John Shuster, the most experienced U.S. Olympic men’s curler in history, is actually the youngest male skip at the Olympic Trials that begin Saturday.
He’s also older than everybody in the women’s trials field — by at least five years.
The two trials tournaments in Omaha are a study in contrast. The results will be similar — one men’s team champion and one women’s team champion will become Olympic team members next week.
Every day of competition will stream live on NBCSports.com/live and the NBC Sports app starting with the first matches Saturday at 2 p.m. ET (full schedule here). NBCSN will air coverage of the finals Nov. 16, 17 and 18 (if necessary).
Five men’s teams and three women’s teams play round-robin action from Saturday through Wednesday. The top two on each side make the best-of-three finals, with the winner headed to PyeongChang in February.
Shuster, a 35-year-old with bartending experience, is trying to become the second American to curl at four Olympics.
He earned bronze as a role player in 2006 (the only U.S. Olympic curling team to make the podium). Shuster then led the 2010 and 2014 teams to forgettable performances — 0-4 before being benched in Vancouver, then 2-7 overall in Sochi.
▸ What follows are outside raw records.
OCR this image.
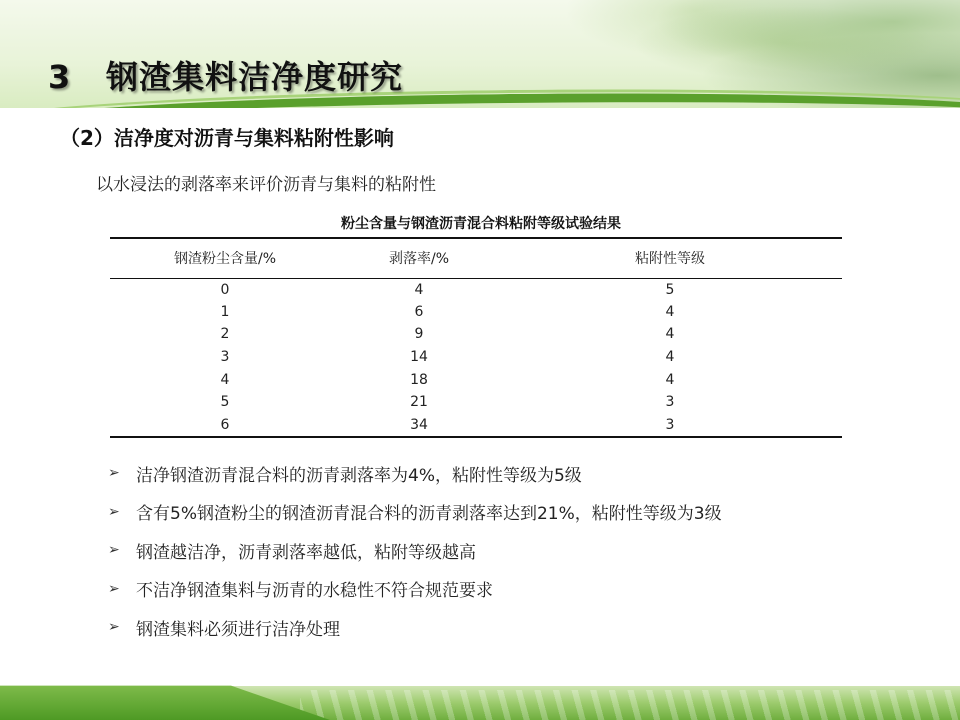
3 钢渣集料洁净度研究
（2）洁净度对沥青与集料粘附性影响
以水浸法的剥落率来评价沥青与集料的粘附性
粉尘含量与钢渣沥青混合料粘附等级试验结果
钢渣粉尘含量/%	剥落率/%	粘附性等级
0	4	5
1	6	4
2	9	4
3	14	4
4	18	4
5	21	3
6	34	3
➢ 洁净钢渣沥青混合料的沥青剥落率为4%，粘附性等级为5级
➢ 含有5%钢渣粉尘的钢渣沥青混合料的沥青剥落率达到21%，粘附性等级为3级
➢ 钢渣越洁净，沥青剥落率越低，粘附等级越高
➢ 不洁净钢渣集料与沥青的水稳性不符合规范要求
➢ 钢渣集料必须进行洁净处理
But Shuster’s new team with Tyler George, Matt Hamilton and one Sochi holdover in John Landsteiner qualified to represent the U.S. at the last three worlds.
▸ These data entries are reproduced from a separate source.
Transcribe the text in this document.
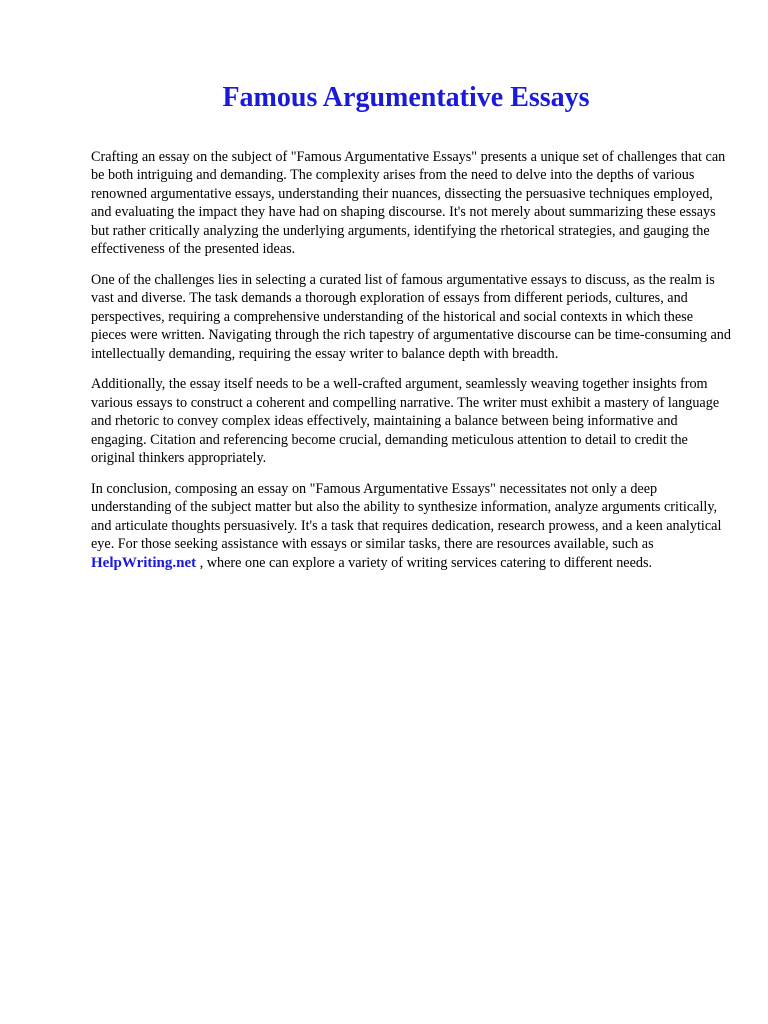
Famous Argumentative Essays

Crafting an essay on the subject of "Famous Argumentative Essays" presents a unique set of challenges that can be both intriguing and demanding. The complexity arises from the need to delve into the depths of various renowned argumentative essays, understanding their nuances, dissecting the persuasive techniques employed, and evaluating the impact they have had on shaping discourse. It's not merely about summarizing these essays but rather critically analyzing the underlying arguments, identifying the rhetorical strategies, and gauging the effectiveness of the presented ideas.

One of the challenges lies in selecting a curated list of famous argumentative essays to discuss, as the realm is vast and diverse. The task demands a thorough exploration of essays from different periods, cultures, and perspectives, requiring a comprehensive understanding of the historical and social contexts in which these pieces were written. Navigating through the rich tapestry of argumentative discourse can be time-consuming and intellectually demanding, requiring the essay writer to balance depth with breadth.

Additionally, the essay itself needs to be a well-crafted argument, seamlessly weaving together insights from various essays to construct a coherent and compelling narrative. The writer must exhibit a mastery of language and rhetoric to convey complex ideas effectively, maintaining a balance between being informative and engaging. Citation and referencing become crucial, demanding meticulous attention to detail to credit the original thinkers appropriately.

In conclusion, composing an essay on "Famous Argumentative Essays" necessitates not only a deep understanding of the subject matter but also the ability to synthesize information, analyze arguments critically, and articulate thoughts persuasively. It's a task that requires dedication, research prowess, and a keen analytical eye. For those seeking assistance with essays or similar tasks, there are resources available, such as HelpWriting.net , where one can explore a variety of writing services catering to different needs.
They were fourth, third and fifth at those championships, marking the best string of U.S. men’s or women’s results at that level in a decade.
Clearly, they are the favorites in Omaha after going undefeated at nationals last season.
But 41-year-old Heath McCormick skips a team slotted one spot behind Shuster in the world rankings (18th, 19th).
Brady Clark, a 40-year-old eyeing his first Olympic berth at his fourth trials, skips a team that swept Shuster and Co. in all three meetings at the 2016 U.S. Championships.
The most interesting team is led by Todd Birr, the oldest athlete in Omaha at 49 years old and potentially the oldest U.S. Winter Olympic competitor in 70 years.
Birr, the head ice maker at Four Seasons Curling Club in Blaine, Minn., competed in the first U.S. Olympic curling trials in 1998 and skipped the 2007 national champion team that earned bronze at worlds.
That was the most recent U.S. medal at an Olympics or worlds until Shuster’s bronze in 2016.
Though Birr reached the 2017 U.S. Championships finals, he has the lowest world rank in the men’s field — 51st, more than 20 spots behind everyone else.
Just three teams in the women’s field. All 12 women are from Minnesota or Wisconsin. All are 30 years and younger.
A stark contrast from the 2014 Olympic team that had women ages 40, 41 and 45 (and finished last, just as the 2010 team).
There is reason to believe the team that emerges next week will outperform the last three U.S. Olympic teams that combined to go 5-22 at the Games.
Nina Roth, a 29-year-old nurse, skips a team that finished fifth at last season’s world championships.
Jamie Sinclair, a 25-year-old born in Anchorage and raised in Ontario, leads a foursome that beat Roth at last season’s nationals. Roth was better over the course of the season, so Sinclair didn’t go to worlds.
Then there is Cory Christensen‘s team, the bulk of which won the 2016 World junior silver medal. All ages 22 and 23. They would be the youngest U.S. Olympic curling team ever. But they are also ranked No. 31 in the world, while Roth and Sinclair are 12th and 15th.